Are you insane? she yelped. This is idiocy. You’re going to get—

A bright light flashed in Ford’s face, a hand grabbed him by the neck, and Linc’s voice growled in his ear, “Tell me what the hell you’re doing here and I might not slit your throat.”

Ford’s mind froze. Sadie pushed the panic button. From somewhere far away she heard a computer voice say, “Alert system on standby. Press to proceed to Ready.”

Linc’s arm was on Ford’s windpipe, pressing him against the hard brick wall of the alley. Ford twisted toward him, to try to see his face, but Linc was wearing a headlamp like a miner, and the brightness was blinding.

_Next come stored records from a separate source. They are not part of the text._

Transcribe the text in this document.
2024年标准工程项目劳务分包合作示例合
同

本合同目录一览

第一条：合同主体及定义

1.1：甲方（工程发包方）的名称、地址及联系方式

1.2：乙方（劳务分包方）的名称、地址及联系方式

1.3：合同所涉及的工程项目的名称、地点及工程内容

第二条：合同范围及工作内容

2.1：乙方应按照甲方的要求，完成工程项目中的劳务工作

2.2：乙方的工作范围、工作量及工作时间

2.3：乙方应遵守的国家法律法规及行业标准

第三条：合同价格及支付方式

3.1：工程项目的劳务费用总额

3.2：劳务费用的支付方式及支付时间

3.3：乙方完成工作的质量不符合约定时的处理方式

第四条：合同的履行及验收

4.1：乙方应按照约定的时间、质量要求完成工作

Ford’s eyes veered off, giving Sadie a glimpse farther into the alley. There was a panel truck with four guys standing motionless in front of it. They had computer boxes in their arms, clearly in the process of unloading them into the building opposite Plum’s club.

“I was over there,” he managed to choke out finally, gesturing across the alley with his chin. “Heard—your voice. Wondered why—”

Linc’s arm pressed harder against Ford’s windpipe, cutting off his air. “Don’t wonder. Don’t think. Don’t ask any questions. Do you understand?” His eyes, below the light, bored into Ford’s. They were calm and deadly.

Ford started to nod, but the pain of trying to move made him realize the question was rhetorical.

“I haven’t beaten the crap out of you because you are James’s brother,” Linc went on. “But that ends now. You are going to turn and leave. If I see you around here, if I see you, period, I will beat you so you can’t walk for a week.”